Once again we’re faced with a pile of paper receipts from our purchases, and once again we’re facing tedious and error-prone data entry as we reconcile our checkbook.
It’s 2007. Why are we still dealing in paper receipts? Mechanical cash registers are so 1870s. Computerized ones have taken their place. Why not take advantage of these computers?
A digital receipt could be provided on a customer’s USB flash drive. Or it could go on their smartchip-enabled “customer appreciation card.” The customer would take home a full, digital inventory of their purchases which could be direcly imported into their favorite checkbook application. No more poring over receipts at the end of the month, trying to figure out what’s what.
The receipts also be fed into a shopping list application, providing an easy way of keeping track of your fridge’s contents and when you’re likely to need more.
Coupons could be copied to the drive as well and redeemed the same way.
You’d never again have to wait in line while the cashier fumbled with a new roll of paper for the printer. You’d never wait for the impossibly-long paper receipt to print something you’re likely to throw away anyway.

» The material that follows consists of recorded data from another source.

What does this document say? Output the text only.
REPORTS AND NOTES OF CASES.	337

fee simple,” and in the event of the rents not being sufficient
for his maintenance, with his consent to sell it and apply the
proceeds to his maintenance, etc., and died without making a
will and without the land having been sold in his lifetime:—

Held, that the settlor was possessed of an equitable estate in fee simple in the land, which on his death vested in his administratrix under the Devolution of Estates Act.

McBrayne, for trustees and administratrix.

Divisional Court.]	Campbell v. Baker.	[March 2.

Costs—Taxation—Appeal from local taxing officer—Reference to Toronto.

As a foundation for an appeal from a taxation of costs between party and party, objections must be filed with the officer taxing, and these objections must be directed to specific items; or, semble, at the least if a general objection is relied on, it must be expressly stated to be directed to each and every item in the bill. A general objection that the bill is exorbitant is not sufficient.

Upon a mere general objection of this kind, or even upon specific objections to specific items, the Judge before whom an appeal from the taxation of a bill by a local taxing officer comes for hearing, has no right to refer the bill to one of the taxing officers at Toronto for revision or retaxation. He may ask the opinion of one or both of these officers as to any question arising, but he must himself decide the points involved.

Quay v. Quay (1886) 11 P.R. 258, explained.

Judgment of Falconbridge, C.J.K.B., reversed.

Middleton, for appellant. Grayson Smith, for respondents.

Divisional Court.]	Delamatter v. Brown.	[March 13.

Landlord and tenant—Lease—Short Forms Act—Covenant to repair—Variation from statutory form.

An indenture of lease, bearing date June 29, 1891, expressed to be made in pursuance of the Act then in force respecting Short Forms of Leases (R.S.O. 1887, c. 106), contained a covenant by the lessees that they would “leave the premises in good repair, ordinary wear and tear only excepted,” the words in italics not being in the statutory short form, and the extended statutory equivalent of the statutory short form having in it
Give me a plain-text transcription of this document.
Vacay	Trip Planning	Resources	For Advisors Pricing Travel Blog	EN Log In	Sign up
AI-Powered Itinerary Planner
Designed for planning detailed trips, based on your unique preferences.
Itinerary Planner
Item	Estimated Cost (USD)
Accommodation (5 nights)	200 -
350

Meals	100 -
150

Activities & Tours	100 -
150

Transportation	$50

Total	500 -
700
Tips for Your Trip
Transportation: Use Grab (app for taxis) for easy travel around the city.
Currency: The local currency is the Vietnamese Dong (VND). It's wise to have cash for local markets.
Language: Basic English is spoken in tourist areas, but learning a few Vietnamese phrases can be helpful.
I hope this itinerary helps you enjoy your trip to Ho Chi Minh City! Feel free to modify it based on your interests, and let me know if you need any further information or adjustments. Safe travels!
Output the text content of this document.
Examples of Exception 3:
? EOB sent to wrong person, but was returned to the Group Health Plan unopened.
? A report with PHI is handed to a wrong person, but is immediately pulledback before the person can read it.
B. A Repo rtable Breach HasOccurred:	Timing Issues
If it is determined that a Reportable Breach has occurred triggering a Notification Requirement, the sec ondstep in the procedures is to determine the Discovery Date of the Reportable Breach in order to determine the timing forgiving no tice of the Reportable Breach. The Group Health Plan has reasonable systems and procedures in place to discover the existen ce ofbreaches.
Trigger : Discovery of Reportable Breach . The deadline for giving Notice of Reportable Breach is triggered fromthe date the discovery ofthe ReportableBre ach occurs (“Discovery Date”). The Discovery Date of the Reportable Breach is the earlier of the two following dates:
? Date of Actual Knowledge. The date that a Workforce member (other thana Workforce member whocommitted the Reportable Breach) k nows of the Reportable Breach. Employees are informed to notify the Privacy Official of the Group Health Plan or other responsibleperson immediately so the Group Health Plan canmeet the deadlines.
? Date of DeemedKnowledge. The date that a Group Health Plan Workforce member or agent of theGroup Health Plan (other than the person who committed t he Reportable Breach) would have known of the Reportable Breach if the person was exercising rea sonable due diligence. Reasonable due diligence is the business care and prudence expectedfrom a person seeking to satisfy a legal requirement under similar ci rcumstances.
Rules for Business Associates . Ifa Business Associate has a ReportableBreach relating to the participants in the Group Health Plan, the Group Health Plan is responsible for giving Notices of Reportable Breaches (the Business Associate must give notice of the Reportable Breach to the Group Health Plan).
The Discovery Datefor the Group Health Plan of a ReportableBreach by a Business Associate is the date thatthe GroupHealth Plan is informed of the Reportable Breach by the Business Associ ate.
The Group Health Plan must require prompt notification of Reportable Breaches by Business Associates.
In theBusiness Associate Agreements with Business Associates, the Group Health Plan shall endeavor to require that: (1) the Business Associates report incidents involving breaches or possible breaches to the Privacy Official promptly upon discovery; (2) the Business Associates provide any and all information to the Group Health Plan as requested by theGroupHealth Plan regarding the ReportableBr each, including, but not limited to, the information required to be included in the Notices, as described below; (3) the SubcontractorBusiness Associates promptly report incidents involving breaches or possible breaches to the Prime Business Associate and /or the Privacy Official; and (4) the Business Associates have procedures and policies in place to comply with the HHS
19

What’s better, the digital receipt could be cryptographically signed by the store, verifying that the purchases were legitimate. In this way, these receipts would be even more secure than the paper ones, which are more susceptible to forgery.
It wouldn’t take much to make this happen. Any system would have to be backwards-compatible with existing systems (at least, to begin with). This means a terminal would have a serial or parallel port in addition to a USB port (or smartcard reader). If some modern registers use USB printers, that makes things even easier. The terminal app would take the output from the register, sign it, and copy it to the USB drive, perhaps in a CSV, XML, or some other open format. The register would never know it didn’t print to paper.
Who knows? Someday USB drives or smartcards may one day take the place of credit cards entirely. Anything would be more secure than a flimsy piece of plastic with no inherent security features.
I think I’ll take a closer look at registers in the next few days and figure out how this might work.